One aspect of Gorbachev that certainly aided in his political success is his good-humoured personability, which is reflected in the film even through Herzog himself. The director’s eye for irony and wry humor comes through in his conversation with the former president, as well as his appreciation of the more amusing oddities of history. The absurd leadership dominoes that led to Gorbachev’s presidency bring to mind nothing less than The Death of Stalin, while other anecdotes provide their own laugh-out-loud moments. With precise editing and droll narration, the comedy of Gorbachev’s life is brought up to match its drama. 

This wouldn't be a Herzog film without a human tragedy at the center of it, and in Gorbachev’s case that tragedy is personal as well as political. It’s easy to point to the death of his wife, who served as his closest confidant, and Herzog pays her memory as much attention as Gorbachev seems to have allowed. The more difficult tragedy to imagine, with a hindsight that sees the Soviet Union only as what it was and not what it could have been, is Gorbachev’s regret that the USSR did not live longer. Thanks to a series of power struggles, the Soviet Union rapidly disintegrated in the early ‘90s, and his vision for a social democracy spanning the whole of Europe was never realised. Gorbachev doesn't go deep on his regrets, but Herzog lets him sit in his ruminations long enough that they're acutely felt.

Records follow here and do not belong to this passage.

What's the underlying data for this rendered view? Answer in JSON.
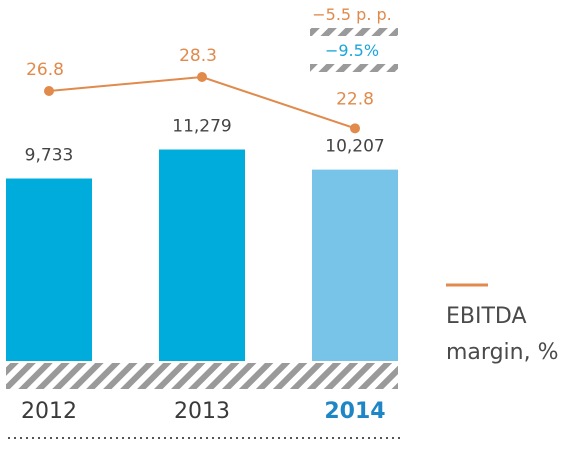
{
  "chart_data": {
    "type": "bar",
    "categories": [
      "2012",
      "2013",
      "2014"
    ],
    "bar_values": [
      9733,
      11279,
      10207
    ],
    "bar_labels": [
      "9,733",
      "11,279",
      "10,207"
    ],
    "line": {
      "name": "EBITDA margin, %",
      "values": [
        26.8,
        28.3,
        22.8
      ],
      "labels": [
        "26.8",
        "28.3",
        "22.8"
      ]
    },
    "deltas": {
      "margin_change": "−5.5 p. p.",
      "value_change": "−9.5%"
    },
    "legend": {
      "line1": "EBITDA",
      "line2": "margin, %",
      "placement": "right"
    },
    "highlight_category": "2014",
    "colors": {
      "bar": "#00ACDB",
      "bar_highlight": "#77C4E8",
      "line": "#E08A4B",
      "hatch": "#9a9a9a",
      "highlight_text": "#1f86c6",
      "delta_blue": "#1aa6d9"
    },
    "grid": false
  }
}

And yet, Gorbachev even sees the dissolution of his own country as a net positive. It cost him his career, and it threw the region to leaders with less-solid ideals, but it ended the Cold War and brought about nuclear disarmament (Gorbachev says he just “doesn’t get” why world leaders are so hungry for nukes), so it was still worth it. Notably, Gorbachev stresses how the end of the Cold War was a win for the world, expressing puzzlement at Americans’ tendency to see it as a victory for themselves. There’s hardly a better illustration of the difference in basic philosophy between socialism and capitalism than that.

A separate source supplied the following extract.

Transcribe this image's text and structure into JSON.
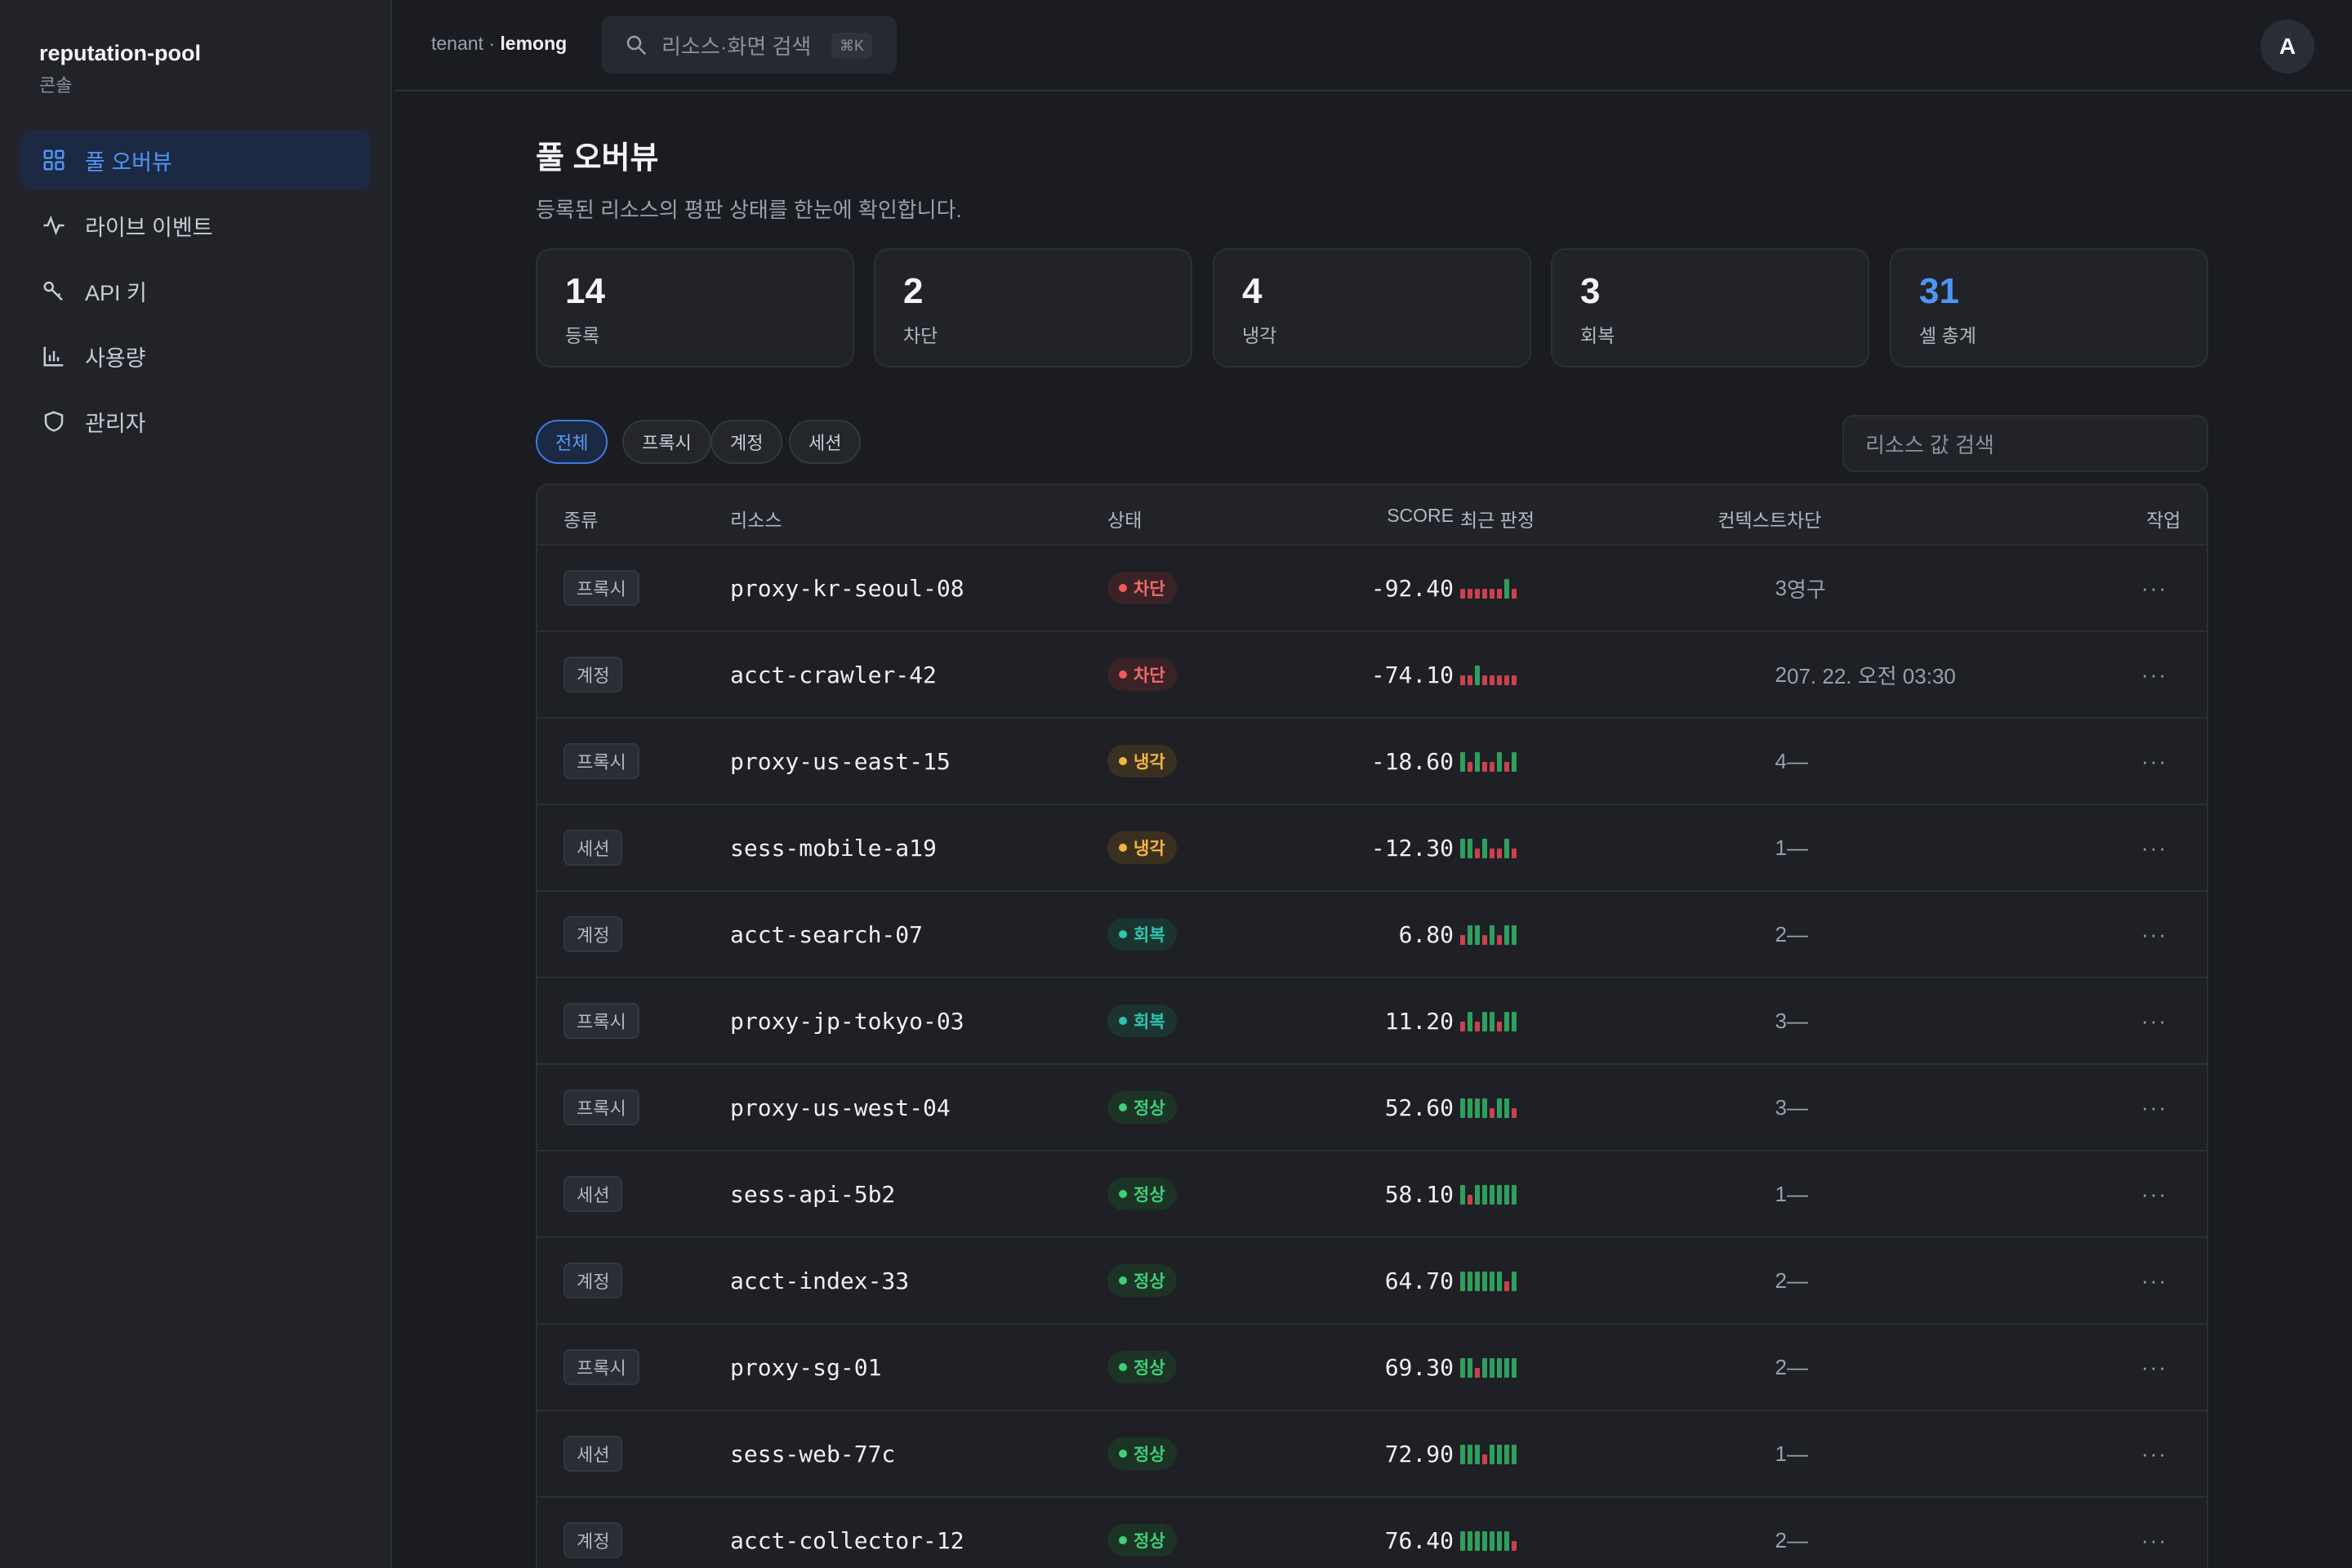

Herzog's interest in Gorbachev, and ours, is also coloured by the contrast between the Gorbachev era and today. Though Donald Trump is never mentioned by name, the state of global politics he represents is referred to often. Speaking with Gorbachev and his contemporaries, Herzog draws connections between the adversarial Cold War they helped to end and the new Cold Wars being ushered in by today's vengeful and selfish politicians. The United States’ and Russia’s nuclear re-armament in particular are thrown into sharp relief. Vladimir Putin makes a single appearance in the film, at the funeral of Gorbachev’s wife, and it serves as a chilling reminder of how far Russia has fallen back into the corruption, totalitarianism, and global conflict Gorbachev sought to reform.

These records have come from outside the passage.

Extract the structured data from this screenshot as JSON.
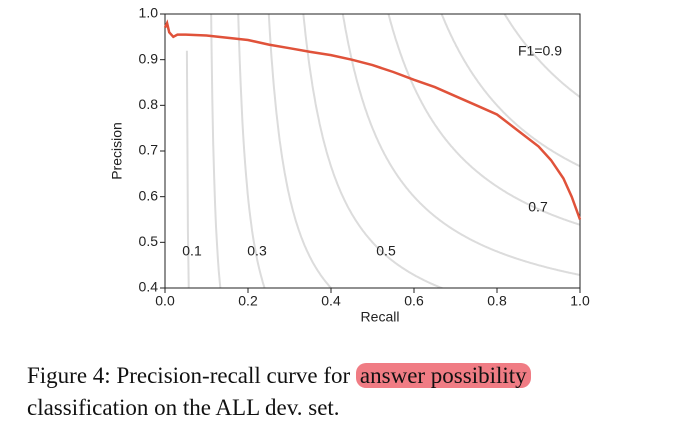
{
  "chart_data": {
    "type": "line",
    "xlabel": "Recall",
    "ylabel": "Precision",
    "xlim": [
      0,
      1
    ],
    "ylim": [
      0.4,
      1
    ],
    "xticks": [
      {
        "value": 0,
        "label": "0.0"
      },
      {
        "value": 0.2,
        "label": "0.2"
      },
      {
        "value": 0.4,
        "label": "0.4"
      },
      {
        "value": 0.6,
        "label": "0.6"
      },
      {
        "value": 0.8,
        "label": "0.8"
      },
      {
        "value": 1,
        "label": "1.0"
      }
    ],
    "yticks": [
      {
        "value": 0.4,
        "label": "0.4"
      },
      {
        "value": 0.5,
        "label": "0.5"
      },
      {
        "value": 0.6,
        "label": "0.6"
      },
      {
        "value": 0.7,
        "label": "0.7"
      },
      {
        "value": 0.8,
        "label": "0.8"
      },
      {
        "value": 0.9,
        "label": "0.9"
      },
      {
        "value": 1,
        "label": "1.0"
      }
    ],
    "iso_f1": [
      0.1,
      0.2,
      0.3,
      0.4,
      0.5,
      0.6,
      0.7,
      0.8,
      0.9
    ],
    "iso_f1_color": "#dcdcdc",
    "iso_f1_labels": [
      {
        "value": 0.1,
        "label": "0.1"
      },
      {
        "value": 0.3,
        "label": "0.3"
      },
      {
        "value": 0.5,
        "label": "0.5"
      },
      {
        "value": 0.7,
        "label": "0.7"
      },
      {
        "value": 0.9,
        "label": "F1=0.9"
      }
    ],
    "series": [
      {
        "color": "#e0523a",
        "x": [
          0,
          0.005,
          0.01,
          0.02,
          0.03,
          0.05,
          0.1,
          0.15,
          0.2,
          0.25,
          0.3,
          0.35,
          0.4,
          0.45,
          0.5,
          0.55,
          0.6,
          0.65,
          0.7,
          0.75,
          0.8,
          0.85,
          0.9,
          0.93,
          0.96,
          0.98,
          1
        ],
        "values": [
          0.97,
          0.98,
          0.96,
          0.95,
          0.955,
          0.955,
          0.953,
          0.948,
          0.943,
          0.933,
          0.925,
          0.917,
          0.91,
          0.9,
          0.888,
          0.873,
          0.856,
          0.84,
          0.82,
          0.8,
          0.78,
          0.745,
          0.71,
          0.68,
          0.64,
          0.6,
          0.55
        ]
      }
    ]
  },
  "caption": {
    "before": "Figure 4: Precision-recall curve for",
    "highlight": "answer possibility",
    "after": "classification on the ALL dev. set."
  }
}
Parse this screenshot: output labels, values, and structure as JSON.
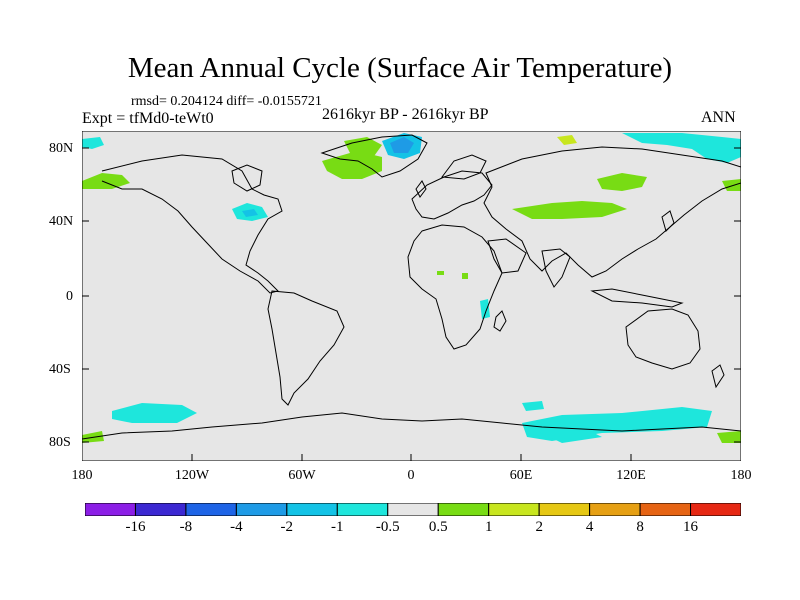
{
  "title": "Mean Annual Cycle (Surface Air Temperature)",
  "stats": "rmsd= 0.204124 diff= -0.0155721",
  "experiment": "Expt = tfMd0-teWt0",
  "period": "2616kyr BP - 2616kyr BP",
  "season": "ANN",
  "lat_labels": [
    "80N",
    "40N",
    "0",
    "40S",
    "80S"
  ],
  "lon_labels": [
    "180",
    "120W",
    "60W",
    "0",
    "60E",
    "120E",
    "180"
  ],
  "colorbar": {
    "labels": [
      "-16",
      "-8",
      "-4",
      "-2",
      "-1",
      "-0.5",
      "0.5",
      "1",
      "2",
      "4",
      "8",
      "16"
    ],
    "colors": [
      "#8c1ee6",
      "#3c28d2",
      "#1e64e6",
      "#1e9be6",
      "#14c3e6",
      "#1ee6dc",
      "#e6e6e6",
      "#78dc14",
      "#c8e61e",
      "#e6c814",
      "#e6a014",
      "#e66414",
      "#e62814"
    ]
  },
  "map_colors": {
    "background": "#e6e6e6",
    "cool": "#1ee6dc",
    "cooler": "#14c3e6",
    "coolest": "#1e9be6",
    "warm": "#78dc14",
    "warmer": "#c8e61e",
    "coastline": "#000000"
  }
}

That’s as far as Herzog is willing to go in terms of criticising Gorbachev. His failures are presented as inevitabilities and betrayals; his goals and achievements, as positives for the world entire. Some of that’s pretty clear-cut, like Gorbachev’s dream of total nuclear disarmament, but the rest will depend on your personal view of Gorbachev, the USSR, and 20th century history. For cinemagoers, though, Meeting Gorbachev is a breezy, engaging look at a profoundly influential historical figure before he passes away. He's asked God for two years.